Lee Cain

Westminster and the truth about the class ceiling

Lee Cain (Photo: Getty) 
issue 24 April 2021

I come from the Lancastrian town of Ormskirk, which, though pretty, provided little in the way of opportunity or aspiration. No one in our family had been to university. I qualified for free school meals. Expectations for my future were low.

But I was lucky. I had great mentors and ended up in Downing Street. I also worked for a Prime Minister who believes in social mobility and put ‘levelling up’ at the very centre of his premiership. This was the reason I came into politics too. Boris Johnson understands that the need for social mobility is now more urgent than ever, as we emerge from lockdown.

While the food poverty debate raged last summer, and the government found itself losing a PR war with the footballer Marcus Rashford, I attended a cabinet meeting. I asked the people running the country how many of them were ever eligible for free school meals and discovered I was the only person in the room who had been. Is that the reason the government got itself in such a terrible tangle over this emotive issue? No. But would it have helped if more senior politicians had had personal experience of food poverty? Undoubtedly.

Every political leader for the past 30 years has made great promises about ending inequality, but the economic and social groups we are born into remain extremely difficult to escape. Just under 10 per cent move from the bottom fifth to the top fifth by their late thirties. In the wake of the financial crisis, the number of people exceeding or equalling their father’s pay packet at the same age dropped from 64 per cent in 2006 to 44 per cent by 2019. Generation Covid now faces a post-pandemic catastrophe, with opportunities diminishing most for those without the advantages of wealth, connections and class.

The economic and social groups we are born into remain extremely difficult to escape

The existing attainment gap between poorer and richer children is set to grow. Poorer households typically have worse internet access, fewer devices for home learning, less quiet space to work in and parents who are less confident about supporting their children’s learning at home. They also can’t afford catch-up tutoring.

After school, employers often shun poorer children with potential for ‘safer bets’ from Russell Group universities. Many of the ladders of social mobility — apprenticeships, internships, work experience — have become harder to access in the past year.

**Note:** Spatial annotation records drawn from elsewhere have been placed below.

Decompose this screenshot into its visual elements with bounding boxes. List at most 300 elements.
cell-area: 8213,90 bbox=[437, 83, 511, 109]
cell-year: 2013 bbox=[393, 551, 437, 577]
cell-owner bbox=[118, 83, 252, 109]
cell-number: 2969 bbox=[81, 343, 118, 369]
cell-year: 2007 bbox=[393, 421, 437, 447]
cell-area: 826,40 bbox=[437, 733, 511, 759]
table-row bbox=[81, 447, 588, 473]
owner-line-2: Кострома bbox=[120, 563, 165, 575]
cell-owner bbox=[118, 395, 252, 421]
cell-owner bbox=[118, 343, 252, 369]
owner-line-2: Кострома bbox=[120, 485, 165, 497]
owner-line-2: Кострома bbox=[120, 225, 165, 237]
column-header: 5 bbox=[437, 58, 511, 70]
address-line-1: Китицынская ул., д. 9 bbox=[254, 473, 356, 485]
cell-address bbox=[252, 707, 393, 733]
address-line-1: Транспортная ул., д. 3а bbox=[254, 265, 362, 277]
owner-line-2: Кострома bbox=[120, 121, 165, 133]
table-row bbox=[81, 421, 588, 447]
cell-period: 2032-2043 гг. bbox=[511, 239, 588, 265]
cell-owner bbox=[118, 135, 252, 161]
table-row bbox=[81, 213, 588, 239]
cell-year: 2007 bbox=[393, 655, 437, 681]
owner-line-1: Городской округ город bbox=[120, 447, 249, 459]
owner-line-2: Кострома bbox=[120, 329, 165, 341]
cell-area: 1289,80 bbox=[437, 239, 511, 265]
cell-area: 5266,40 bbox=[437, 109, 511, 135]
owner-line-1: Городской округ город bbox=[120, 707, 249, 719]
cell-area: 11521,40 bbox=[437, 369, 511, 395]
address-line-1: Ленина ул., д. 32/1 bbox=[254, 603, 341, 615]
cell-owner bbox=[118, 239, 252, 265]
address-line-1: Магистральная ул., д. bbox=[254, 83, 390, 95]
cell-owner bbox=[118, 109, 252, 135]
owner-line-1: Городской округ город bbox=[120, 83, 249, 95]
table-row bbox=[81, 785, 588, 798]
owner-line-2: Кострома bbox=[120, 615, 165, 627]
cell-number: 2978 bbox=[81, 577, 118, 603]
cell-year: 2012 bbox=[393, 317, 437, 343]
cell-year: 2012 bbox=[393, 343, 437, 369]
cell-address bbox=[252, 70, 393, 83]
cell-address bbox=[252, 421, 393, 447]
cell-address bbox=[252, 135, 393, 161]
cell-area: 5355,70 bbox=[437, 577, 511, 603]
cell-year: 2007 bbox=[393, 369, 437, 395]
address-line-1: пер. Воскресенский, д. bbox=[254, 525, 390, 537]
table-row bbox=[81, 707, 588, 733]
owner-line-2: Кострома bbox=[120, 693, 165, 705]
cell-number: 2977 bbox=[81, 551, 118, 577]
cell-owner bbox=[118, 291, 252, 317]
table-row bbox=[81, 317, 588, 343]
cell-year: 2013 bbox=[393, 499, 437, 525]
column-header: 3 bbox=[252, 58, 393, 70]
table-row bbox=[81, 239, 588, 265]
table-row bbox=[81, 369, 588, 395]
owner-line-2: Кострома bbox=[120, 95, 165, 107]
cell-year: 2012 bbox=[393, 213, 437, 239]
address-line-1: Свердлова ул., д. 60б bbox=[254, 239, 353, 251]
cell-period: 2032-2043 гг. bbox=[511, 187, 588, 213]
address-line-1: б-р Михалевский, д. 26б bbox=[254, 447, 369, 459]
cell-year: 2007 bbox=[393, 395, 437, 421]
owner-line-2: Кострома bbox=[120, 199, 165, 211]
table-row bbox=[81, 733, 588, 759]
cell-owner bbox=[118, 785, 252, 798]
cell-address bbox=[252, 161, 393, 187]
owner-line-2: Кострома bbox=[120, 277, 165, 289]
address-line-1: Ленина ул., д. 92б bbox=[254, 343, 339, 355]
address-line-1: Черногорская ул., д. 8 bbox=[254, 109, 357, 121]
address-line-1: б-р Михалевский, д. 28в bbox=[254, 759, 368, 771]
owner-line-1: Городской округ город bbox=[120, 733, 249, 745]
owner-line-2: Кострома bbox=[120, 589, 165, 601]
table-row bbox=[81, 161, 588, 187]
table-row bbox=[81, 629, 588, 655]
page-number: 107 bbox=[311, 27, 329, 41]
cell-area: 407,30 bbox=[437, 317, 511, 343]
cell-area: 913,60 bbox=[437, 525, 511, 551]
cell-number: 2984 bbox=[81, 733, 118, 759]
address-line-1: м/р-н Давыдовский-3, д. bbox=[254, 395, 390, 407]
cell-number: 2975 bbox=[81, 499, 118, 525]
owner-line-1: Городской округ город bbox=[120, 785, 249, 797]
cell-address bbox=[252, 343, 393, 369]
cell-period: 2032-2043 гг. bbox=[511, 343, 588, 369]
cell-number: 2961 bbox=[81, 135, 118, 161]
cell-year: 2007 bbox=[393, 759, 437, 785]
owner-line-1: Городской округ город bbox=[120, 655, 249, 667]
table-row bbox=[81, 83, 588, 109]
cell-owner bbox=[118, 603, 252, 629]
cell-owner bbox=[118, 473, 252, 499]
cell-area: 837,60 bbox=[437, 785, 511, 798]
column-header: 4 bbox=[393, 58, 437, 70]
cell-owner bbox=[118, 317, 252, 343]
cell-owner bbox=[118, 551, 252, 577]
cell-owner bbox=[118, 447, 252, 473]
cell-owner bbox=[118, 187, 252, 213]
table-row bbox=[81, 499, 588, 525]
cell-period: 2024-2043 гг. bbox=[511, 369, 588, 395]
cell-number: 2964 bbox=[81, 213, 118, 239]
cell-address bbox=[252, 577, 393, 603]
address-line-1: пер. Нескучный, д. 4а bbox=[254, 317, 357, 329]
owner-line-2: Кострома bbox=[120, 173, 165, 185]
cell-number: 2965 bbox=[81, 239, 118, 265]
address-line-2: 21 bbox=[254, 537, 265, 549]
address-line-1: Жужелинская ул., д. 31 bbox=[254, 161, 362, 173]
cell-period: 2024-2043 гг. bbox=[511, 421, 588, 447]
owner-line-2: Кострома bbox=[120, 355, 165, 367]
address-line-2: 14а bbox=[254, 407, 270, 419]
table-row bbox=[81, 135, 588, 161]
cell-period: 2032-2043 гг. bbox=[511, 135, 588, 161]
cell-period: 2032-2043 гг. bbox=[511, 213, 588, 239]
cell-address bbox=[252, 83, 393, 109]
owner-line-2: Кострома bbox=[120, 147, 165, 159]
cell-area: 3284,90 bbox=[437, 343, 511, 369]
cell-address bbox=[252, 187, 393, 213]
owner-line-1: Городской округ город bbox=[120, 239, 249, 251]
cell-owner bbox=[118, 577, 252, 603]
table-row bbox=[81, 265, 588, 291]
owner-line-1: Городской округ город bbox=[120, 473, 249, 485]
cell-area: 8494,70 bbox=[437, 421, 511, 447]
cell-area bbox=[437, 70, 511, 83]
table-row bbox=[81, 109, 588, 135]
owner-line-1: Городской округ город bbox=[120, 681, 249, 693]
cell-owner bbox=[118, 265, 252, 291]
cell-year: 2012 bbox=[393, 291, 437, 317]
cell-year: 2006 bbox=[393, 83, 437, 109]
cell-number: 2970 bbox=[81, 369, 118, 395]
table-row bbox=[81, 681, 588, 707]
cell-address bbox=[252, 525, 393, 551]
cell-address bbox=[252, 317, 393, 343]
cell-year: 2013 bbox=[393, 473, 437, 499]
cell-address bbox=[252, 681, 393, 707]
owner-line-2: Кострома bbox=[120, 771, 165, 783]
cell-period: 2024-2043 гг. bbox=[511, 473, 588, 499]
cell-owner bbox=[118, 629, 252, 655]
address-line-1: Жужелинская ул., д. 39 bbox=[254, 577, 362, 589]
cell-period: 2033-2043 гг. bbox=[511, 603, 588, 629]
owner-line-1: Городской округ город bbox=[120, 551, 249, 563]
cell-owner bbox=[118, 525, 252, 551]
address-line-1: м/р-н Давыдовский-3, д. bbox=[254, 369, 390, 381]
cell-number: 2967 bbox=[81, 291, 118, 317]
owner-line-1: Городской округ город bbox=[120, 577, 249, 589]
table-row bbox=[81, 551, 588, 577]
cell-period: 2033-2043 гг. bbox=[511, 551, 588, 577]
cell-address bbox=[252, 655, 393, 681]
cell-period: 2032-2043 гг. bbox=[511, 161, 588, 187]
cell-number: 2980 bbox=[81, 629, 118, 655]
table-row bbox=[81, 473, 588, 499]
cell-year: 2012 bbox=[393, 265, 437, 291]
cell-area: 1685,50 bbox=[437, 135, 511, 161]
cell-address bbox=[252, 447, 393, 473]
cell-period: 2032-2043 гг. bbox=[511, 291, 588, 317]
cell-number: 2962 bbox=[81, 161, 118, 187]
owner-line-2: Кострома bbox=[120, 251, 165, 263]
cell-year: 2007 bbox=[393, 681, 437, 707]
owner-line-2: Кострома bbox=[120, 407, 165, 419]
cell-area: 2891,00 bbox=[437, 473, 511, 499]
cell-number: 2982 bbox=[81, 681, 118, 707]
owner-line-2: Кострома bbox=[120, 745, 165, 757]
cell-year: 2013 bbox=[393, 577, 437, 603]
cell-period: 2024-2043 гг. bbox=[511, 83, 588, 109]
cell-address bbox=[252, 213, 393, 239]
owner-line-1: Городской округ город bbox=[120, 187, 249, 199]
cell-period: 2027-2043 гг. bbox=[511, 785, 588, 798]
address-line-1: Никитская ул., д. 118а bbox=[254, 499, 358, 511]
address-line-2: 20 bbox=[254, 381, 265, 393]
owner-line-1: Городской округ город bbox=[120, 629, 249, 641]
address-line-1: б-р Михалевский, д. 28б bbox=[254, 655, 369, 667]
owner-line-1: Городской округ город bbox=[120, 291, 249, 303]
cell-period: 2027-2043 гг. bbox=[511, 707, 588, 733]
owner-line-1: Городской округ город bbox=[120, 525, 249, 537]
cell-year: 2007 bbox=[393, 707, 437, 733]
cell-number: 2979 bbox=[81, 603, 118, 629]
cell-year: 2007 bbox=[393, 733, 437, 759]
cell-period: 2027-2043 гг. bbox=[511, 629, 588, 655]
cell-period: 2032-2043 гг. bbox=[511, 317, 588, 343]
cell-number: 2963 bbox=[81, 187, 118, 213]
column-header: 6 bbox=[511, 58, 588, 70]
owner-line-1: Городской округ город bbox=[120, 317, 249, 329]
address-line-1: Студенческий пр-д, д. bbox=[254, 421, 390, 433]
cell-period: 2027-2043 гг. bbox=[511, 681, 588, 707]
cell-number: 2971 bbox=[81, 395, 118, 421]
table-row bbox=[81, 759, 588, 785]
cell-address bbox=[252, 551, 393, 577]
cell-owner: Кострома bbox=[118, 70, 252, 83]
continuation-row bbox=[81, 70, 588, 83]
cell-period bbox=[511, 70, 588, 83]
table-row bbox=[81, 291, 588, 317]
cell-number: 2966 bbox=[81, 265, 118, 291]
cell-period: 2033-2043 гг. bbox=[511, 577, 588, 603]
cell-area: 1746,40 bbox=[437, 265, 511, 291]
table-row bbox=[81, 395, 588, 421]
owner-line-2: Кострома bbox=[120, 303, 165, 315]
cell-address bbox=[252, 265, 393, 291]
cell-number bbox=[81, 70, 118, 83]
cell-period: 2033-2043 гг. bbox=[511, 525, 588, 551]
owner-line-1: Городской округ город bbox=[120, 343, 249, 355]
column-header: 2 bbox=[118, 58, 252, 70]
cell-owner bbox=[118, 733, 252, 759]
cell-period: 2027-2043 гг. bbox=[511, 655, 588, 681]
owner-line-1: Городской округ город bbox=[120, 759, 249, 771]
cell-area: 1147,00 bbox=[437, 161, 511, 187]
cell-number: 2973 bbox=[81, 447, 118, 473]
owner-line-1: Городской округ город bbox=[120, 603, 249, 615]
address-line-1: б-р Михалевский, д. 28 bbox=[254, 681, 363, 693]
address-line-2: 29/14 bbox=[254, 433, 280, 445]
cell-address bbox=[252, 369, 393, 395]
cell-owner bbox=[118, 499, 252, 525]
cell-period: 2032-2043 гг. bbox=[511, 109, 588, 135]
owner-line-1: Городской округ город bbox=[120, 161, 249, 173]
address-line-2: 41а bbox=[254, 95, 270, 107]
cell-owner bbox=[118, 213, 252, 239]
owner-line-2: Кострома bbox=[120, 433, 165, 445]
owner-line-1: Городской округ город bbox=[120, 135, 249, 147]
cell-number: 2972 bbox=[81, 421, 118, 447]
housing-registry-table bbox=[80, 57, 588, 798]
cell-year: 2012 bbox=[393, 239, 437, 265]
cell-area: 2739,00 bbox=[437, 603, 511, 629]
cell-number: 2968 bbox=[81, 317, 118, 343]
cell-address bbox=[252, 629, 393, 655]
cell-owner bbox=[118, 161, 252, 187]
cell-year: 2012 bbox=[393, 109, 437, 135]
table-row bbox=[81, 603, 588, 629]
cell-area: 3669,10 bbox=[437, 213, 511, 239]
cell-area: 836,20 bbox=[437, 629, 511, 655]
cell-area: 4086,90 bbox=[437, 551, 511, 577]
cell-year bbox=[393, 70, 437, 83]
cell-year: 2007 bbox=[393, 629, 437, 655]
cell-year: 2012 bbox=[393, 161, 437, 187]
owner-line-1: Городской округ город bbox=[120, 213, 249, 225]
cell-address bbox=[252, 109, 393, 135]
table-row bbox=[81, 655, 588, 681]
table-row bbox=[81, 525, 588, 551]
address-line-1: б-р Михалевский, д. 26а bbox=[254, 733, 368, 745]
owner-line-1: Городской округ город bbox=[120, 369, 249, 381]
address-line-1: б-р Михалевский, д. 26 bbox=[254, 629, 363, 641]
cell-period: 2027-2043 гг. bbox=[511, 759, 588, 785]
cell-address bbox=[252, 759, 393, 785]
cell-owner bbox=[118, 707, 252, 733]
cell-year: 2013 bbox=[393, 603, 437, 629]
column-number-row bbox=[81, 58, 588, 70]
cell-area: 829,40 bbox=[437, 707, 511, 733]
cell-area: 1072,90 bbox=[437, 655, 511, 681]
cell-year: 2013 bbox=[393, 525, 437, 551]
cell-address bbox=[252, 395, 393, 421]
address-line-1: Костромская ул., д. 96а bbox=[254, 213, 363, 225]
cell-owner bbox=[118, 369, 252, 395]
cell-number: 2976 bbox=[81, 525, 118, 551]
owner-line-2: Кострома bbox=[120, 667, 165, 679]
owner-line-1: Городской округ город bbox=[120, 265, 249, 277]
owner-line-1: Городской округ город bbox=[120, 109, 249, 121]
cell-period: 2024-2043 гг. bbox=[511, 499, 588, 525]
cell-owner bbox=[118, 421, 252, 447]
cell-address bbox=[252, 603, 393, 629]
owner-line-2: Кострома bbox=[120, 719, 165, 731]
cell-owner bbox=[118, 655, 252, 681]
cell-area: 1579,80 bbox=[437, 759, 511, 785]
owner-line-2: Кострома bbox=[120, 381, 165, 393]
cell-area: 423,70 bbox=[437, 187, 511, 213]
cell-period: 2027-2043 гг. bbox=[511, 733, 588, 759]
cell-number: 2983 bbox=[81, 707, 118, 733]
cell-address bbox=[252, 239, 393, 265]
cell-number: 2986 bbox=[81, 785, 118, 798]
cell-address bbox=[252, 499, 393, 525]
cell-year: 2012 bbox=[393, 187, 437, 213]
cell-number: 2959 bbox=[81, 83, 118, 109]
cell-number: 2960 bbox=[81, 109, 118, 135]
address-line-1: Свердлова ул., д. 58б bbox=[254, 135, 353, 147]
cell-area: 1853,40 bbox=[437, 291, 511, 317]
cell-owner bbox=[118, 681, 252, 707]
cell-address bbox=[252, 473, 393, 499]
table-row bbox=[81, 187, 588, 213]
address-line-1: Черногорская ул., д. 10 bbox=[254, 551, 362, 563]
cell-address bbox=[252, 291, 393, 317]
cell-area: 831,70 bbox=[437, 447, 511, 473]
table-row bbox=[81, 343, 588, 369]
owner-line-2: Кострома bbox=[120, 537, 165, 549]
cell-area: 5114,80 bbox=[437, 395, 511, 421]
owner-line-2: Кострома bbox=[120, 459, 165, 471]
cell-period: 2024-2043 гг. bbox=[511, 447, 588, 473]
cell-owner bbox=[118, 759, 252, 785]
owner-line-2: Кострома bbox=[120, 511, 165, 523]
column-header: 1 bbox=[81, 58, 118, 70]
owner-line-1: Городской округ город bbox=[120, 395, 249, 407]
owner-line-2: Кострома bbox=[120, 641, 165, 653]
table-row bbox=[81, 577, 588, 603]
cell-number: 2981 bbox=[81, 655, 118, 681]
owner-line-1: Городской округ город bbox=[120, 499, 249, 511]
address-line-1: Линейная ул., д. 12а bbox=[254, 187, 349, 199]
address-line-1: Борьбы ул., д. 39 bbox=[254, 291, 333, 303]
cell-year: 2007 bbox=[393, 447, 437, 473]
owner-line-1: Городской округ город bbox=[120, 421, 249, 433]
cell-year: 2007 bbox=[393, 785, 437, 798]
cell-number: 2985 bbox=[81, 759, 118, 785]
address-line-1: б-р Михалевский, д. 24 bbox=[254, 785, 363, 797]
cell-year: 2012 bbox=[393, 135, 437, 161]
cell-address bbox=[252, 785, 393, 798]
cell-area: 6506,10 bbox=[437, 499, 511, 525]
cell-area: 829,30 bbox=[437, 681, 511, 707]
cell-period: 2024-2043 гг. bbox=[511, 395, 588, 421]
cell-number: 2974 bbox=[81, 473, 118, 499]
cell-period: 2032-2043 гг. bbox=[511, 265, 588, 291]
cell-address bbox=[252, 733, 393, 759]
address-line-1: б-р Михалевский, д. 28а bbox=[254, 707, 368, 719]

On top of all this, the sectors that disproportionately employ the young and those from poorer backgrounds, such as hospitality and retail, have taken the biggest hit from the crisis. Almost two thirds of the jobs lost during the pandemic have been among the under-25s.

Even those who do make it into big professions can struggle to break through the ‘class ceiling’. Britain’s most powerful jobs are still dominated by the tiny proportion (7 per cent) who attended private school. No surprise that Fleet Street and Whitehall are among the worst offenders.

It still matters what school tie you wore, it matters what accent you have and it matters what class you are. This is a disaster for working-class boys and girls.

My experiences in Westminster made it easy to see why young working-class women and men struggle to get ahead. Class-based bias still exists. I lost count of the times I was branded a ‘bruiser’, ‘thuggish’ or even an ‘oik’ for the twin crimes of having a strong northern accent and shaved hair. Luckily I have a skin thicker than my accent. I also had employers, especially Michael Gove and Boris Johnson, who judged me only on my abilities, not my background. But when I first entered Downing Street I got the distinct feeling that some senior officials thought I should be content simply to be there. The clear message was: you’ve come a long way, don’t overreach now.

Yet if men and women with thick accents and poorer backgrounds are kept quietly away from the top roles, or undermined when they reach them, then political parties and business leaders will find themselves ever more baffled and out of touch with the people they seek to lead.

I know from my time at the heart of government that Boris is determined to change things — and not just for a lucky few who are able to accrue debt by moving to London. He knows that if he is to transform the country then ‘levelling up’ must mean that the only limit is your ability and ambition. It surprises many people in the capital, but not everybody wants to move to London and be a CEO or City trader. Plenty of people simply want a better life in their own home towns, which means a greater choice of education, training and careers.

In the last election, the demographics of the Conservative party radically changed. Our campaign persuaded voters in Labour’s red-wall heartlands that we would not only ‘get Brexit done’ but also be a ‘people’s government’. Voters were unhappy with the status quo. They wanted more affordable housing, better schools, improved transport links and access to skilled jobs.

Kick-starting this new long-term national mission means pulling together government, civil society and the business community to develop a new ‘people-focused’ strategy. The twin drivers of social mobility — education and skills — must be at its core. We need a renewed concentration on failing schools in disadvantaged areas, as well as high-quality early-years education for the poorest, more pay for teachers working in deprived places and an expansion of apprenticeships.

We also need to create new skilled jobs and encourage business to relocate and invest in communities. Infrastructure projects need to speed up. The tired Social Mobility Commission should be reset and given real power to drive this agenda across Whitehall.

After the pandemic and all the promises this government made, tackling inequality is now a moral imperative. Our ambitions must match the scale of the problem. Now is the time, as the Prime Minister himself would say, to double down on levelling up.